I could write more about this, but I want to get this up now. I've been hurting all over again all afternoon, and I'm sure I'm not the only one.
Addendum:
I was diagnosed at 14. I wore a 34B, had the start of acne, and looked years older than I really was. But I wasn't having periods, and it made my mother really nervous. I had to have a physical prior to a trip to Europe, so off I went to the GP. He couldn't feel my uterus through palpitating my abdomen. He told my mother to get me to her OB/GYN pronto. That doctor ordered a laparaoscopy. BINGO! Two beautiful ovaries, and nothing else. Nada. Zippo. Zilch.
Here's the funny part. I didn't ask questions. I jsut thought it was part of the physical stuff. If there was a problem, they would have told me, right? Wrong.
A year later, my mother took me for a drive. She told me about the diagnosis. Stunned, I asked her "Does this mean I can't have children?" When she said no, I burst into tears. I wept and I wept and I wept until I couldn't breathe. She sat like stone, driving. I did not know that she was involved in a slow guerilla war with Blue Cross Blue Shield. She had become a school teacher after my father died, and that was our new carrier in 1971. Surgery was indicated, and BCBS didn't want to pay.
The McIndoe surgery according to BCBS, was "experimental." Bullshit. It had been done for close to 25 years. They claimed this was a pre-existing condition. Actually, it was a birth defect that didn't even come across our radar until I hit puberty.

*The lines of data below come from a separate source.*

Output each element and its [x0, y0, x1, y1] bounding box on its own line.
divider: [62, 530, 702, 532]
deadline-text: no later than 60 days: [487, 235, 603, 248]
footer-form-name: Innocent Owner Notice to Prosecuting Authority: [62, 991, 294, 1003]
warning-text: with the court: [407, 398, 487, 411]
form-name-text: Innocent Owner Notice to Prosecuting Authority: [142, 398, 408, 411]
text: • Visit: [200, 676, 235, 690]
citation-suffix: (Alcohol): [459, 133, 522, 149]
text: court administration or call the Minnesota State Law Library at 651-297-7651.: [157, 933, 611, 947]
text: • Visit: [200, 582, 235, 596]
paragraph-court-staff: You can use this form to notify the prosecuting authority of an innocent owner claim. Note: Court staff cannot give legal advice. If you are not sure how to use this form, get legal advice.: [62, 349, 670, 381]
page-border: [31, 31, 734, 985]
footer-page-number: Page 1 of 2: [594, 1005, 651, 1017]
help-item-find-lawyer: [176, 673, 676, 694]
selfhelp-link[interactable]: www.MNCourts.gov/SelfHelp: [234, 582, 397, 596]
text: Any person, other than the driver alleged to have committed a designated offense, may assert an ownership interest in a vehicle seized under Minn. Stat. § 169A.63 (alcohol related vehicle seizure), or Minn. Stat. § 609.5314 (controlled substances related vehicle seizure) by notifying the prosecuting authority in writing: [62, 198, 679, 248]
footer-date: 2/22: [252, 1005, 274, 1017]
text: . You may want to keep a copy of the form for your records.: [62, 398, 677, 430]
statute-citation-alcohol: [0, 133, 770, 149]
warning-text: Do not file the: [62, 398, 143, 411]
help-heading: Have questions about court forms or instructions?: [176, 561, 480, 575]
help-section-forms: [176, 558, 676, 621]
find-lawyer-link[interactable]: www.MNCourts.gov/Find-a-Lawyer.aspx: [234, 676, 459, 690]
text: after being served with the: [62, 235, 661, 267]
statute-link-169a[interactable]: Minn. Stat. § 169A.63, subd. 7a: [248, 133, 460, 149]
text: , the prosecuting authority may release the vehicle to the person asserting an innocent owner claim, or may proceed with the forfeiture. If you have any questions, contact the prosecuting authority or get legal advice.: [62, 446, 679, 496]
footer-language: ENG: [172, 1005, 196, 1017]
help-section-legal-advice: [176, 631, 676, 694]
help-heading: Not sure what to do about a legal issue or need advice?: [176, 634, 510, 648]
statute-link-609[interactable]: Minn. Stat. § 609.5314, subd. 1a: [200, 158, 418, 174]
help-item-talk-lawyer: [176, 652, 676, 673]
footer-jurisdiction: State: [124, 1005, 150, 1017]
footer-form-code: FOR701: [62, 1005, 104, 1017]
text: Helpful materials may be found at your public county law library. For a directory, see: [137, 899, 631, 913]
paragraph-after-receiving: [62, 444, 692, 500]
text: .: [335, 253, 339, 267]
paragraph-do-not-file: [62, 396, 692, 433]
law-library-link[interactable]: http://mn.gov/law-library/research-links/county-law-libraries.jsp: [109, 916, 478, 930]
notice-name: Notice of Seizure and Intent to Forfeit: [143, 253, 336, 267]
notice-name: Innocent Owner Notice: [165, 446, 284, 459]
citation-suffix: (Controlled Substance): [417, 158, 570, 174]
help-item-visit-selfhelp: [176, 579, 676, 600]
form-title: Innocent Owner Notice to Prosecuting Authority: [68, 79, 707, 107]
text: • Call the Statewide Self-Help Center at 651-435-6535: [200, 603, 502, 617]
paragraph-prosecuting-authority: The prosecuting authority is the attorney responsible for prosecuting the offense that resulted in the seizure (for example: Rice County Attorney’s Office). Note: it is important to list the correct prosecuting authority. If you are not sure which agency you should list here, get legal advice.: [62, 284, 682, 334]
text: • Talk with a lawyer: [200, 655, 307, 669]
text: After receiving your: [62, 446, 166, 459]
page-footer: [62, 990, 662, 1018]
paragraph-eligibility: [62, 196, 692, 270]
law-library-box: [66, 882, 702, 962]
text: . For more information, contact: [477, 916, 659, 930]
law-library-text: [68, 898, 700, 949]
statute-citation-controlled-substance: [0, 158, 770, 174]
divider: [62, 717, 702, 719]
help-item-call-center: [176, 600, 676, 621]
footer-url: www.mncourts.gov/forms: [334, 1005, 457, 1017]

Mom won. In 1977, I had the surgery at Johns Hopkins. I had three weeks of hell in the hospital. They doped me with morphine and codeine -- they had to, I had to be constipated throughout the recovery. I wasn't allowed to move for two solid weeks so I wouldn't pop a bleeder. When I think about all the blood vessels down there...... And I had mild complications. I had to have a catheter for urination, and I developed blood clots. I woke one night in a small puddle of blood, and the doctor had to come syringe the clots out of my urethra and bladder through that damned catheter.
The surgery was a success. My life has been a good one overall, but it hasn't always been happy. I've been treated like a toy, as something inferior to women who can get pregnant, and thus disposable. Other women can really be cruel when they know, or suspect. Some people are just clueless: when they ask if I have kids, I say, "No, I can't," and they don't have the sense to drop it. I bruise internally, I narrow if I'm abstinent, and, trust me, the stretching forms are unbelievable sometimes. MRKH is literally a fucking problem!!!! And always, always, there is this sense that I am a bit of a freak.
But I am a woman. I have always been a woman. And what I went through isn't much different surgically than what Robyn went through -- less extensive, but still difficult and traumatic. And goddamnit!!, she is every bit my sister. My condition needs to be covered and protected fromteh insurance company bean-counters just as much as transgender operations, cancer, heart procedures, you name it. BCBS damn near denied me my sexuality, and every other insurance company out there will try to do the same to any other girl born with this syndrome in this country. And this, Mr. Rahm Emanuel, if you are reading this (I doubt it, you're just too smug), is why I am not fucking stupid when I say we need a robust public option at a minimum. My body, my choice, my fucking right to be as much of a woman as I desire!
Update: Rec list??? Holy cow, guys, thanks!